Belki sivil havacılık anlaşmaları gereği frekans sayısı kısıtlı olan Çin ve Hindistan pazarları için gündeme gelebilir ama bununla ilgili de bir duyumumuz yok. Çinli şirketlerin Türk ekonomisine ilgisi ve yatırımları giderek artarken Star Alliance üyesi Air China ile Türkiye – Çin hatlarında bir OG veya daha ötesi bir iş birliği neden olmasın?
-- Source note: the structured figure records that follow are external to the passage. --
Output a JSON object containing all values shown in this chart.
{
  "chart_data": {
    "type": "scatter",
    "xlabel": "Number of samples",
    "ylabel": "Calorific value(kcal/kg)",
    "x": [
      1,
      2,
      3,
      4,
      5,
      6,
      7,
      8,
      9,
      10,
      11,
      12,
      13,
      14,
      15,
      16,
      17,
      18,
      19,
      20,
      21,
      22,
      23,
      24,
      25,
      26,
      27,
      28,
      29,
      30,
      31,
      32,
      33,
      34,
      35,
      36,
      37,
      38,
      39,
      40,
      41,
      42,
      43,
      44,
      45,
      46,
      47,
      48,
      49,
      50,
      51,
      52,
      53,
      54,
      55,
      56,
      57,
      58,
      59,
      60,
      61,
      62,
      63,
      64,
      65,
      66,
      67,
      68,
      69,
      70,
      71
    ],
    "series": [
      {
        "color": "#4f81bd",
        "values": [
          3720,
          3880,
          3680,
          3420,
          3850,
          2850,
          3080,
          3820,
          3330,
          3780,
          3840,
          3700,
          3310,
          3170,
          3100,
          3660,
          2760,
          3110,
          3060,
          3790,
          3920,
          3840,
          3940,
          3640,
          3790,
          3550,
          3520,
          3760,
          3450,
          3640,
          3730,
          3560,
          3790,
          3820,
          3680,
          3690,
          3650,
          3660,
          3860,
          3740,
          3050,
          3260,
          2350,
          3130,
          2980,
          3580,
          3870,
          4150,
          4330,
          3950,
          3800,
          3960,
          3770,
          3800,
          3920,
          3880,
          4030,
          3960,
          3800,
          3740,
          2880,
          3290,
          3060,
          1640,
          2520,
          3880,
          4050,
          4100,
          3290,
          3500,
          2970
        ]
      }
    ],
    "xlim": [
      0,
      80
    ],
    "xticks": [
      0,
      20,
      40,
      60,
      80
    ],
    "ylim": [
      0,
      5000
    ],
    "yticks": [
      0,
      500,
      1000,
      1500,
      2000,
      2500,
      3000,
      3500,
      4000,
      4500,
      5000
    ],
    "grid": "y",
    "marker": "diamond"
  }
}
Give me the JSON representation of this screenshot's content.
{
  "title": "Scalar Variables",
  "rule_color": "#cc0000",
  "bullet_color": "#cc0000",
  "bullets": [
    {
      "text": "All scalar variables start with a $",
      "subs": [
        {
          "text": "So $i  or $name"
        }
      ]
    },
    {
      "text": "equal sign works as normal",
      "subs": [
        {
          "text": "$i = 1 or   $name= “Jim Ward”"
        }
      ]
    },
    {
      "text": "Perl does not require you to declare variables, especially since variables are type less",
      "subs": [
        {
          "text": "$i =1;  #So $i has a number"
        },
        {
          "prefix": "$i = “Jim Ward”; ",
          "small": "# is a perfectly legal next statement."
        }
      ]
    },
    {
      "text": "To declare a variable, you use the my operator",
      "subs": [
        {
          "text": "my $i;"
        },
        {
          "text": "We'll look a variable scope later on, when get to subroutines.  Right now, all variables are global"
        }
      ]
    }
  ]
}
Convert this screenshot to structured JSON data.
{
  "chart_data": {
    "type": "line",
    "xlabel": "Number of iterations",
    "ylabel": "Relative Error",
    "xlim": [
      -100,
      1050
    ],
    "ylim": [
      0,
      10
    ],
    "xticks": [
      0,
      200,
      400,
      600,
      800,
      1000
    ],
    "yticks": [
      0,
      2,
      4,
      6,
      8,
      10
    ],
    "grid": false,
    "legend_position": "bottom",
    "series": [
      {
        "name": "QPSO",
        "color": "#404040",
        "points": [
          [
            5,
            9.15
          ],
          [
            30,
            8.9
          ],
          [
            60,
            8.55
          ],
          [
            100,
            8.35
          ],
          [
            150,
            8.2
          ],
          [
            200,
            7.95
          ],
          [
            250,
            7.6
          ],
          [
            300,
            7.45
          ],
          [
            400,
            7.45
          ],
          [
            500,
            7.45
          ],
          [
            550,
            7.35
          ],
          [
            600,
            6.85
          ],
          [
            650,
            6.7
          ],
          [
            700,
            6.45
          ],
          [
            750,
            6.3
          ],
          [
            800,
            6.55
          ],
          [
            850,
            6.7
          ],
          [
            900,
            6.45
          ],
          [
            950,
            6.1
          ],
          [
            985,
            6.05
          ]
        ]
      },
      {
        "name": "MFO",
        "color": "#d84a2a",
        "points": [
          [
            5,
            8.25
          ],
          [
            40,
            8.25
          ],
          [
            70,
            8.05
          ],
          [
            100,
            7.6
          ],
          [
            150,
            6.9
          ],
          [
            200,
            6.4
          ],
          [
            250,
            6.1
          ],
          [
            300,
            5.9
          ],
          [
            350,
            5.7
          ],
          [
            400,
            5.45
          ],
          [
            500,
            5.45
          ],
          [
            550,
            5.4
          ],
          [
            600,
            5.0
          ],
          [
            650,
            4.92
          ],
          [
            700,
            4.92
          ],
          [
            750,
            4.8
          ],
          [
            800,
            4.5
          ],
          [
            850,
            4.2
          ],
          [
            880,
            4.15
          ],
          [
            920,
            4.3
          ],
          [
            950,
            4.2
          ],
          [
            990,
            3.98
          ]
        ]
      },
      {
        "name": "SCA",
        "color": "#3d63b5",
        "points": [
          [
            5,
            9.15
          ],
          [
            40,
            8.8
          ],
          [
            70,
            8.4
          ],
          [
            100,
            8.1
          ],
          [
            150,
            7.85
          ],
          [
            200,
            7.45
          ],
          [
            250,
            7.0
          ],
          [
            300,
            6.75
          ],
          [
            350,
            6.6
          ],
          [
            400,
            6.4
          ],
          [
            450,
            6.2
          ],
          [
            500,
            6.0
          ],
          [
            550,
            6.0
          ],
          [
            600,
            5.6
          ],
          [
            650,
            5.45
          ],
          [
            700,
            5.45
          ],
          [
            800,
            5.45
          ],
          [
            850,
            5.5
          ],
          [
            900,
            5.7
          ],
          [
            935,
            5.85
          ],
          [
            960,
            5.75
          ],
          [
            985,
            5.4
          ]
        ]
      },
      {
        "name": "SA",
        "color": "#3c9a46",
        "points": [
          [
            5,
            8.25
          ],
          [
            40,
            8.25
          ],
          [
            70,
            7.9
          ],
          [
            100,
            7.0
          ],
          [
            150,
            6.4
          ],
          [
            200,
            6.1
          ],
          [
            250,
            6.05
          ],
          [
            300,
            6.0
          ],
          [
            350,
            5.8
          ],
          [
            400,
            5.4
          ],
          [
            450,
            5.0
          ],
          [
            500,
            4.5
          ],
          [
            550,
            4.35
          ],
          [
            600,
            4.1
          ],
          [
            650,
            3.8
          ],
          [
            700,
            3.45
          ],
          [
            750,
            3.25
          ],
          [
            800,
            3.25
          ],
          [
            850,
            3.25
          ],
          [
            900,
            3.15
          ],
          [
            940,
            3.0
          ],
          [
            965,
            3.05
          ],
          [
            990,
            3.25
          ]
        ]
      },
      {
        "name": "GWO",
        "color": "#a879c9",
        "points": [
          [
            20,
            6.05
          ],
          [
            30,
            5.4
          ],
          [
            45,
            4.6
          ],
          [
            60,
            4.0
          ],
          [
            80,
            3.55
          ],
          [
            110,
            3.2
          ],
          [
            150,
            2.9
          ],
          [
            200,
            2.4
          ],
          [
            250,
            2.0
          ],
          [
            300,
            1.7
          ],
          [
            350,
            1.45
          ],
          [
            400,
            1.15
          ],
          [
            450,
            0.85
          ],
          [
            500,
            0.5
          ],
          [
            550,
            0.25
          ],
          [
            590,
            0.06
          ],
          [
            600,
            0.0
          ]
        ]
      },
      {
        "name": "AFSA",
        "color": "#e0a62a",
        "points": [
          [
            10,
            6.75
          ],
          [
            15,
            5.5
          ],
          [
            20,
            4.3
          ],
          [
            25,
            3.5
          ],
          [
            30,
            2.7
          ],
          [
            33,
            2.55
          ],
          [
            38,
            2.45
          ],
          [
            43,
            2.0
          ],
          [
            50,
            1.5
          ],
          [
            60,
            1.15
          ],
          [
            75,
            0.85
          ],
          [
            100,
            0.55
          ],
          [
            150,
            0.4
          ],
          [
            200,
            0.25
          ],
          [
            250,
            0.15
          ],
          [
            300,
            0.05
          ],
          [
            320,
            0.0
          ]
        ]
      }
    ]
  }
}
Ya da Qatar Airways pek çok havayolunda yaptığı gibi bir %5 de THY’den alırsa ne olur? Fakat gördüğümüz kadarıyla THY daha çok SunExpress veya 2018’de kurulan Air Albania – Arnavutluk Havayolları gibi bildiğimiz türde ortaklıkları tercih ediyor. Bunları şirketin çok önem verdiği Afrika kıtasında kurulacak yeni yerel havayolları izleyebilir. Bu yazının konusu olan Ortak Girişimler özelinde bakarsak, ben ilk olasılık olarak THY’nin yeni açılacak Newark, NJ hattında bir başka Star Alliance üyesi United Airlines ile yapılabilecek bir OG görüyorum. Hatırlarsanız United geçtiğimiz yıllarda Newark-Istanbul hattını denemiş ama başarılı olamamıştı. Kazan-kazan bir durum olabilir.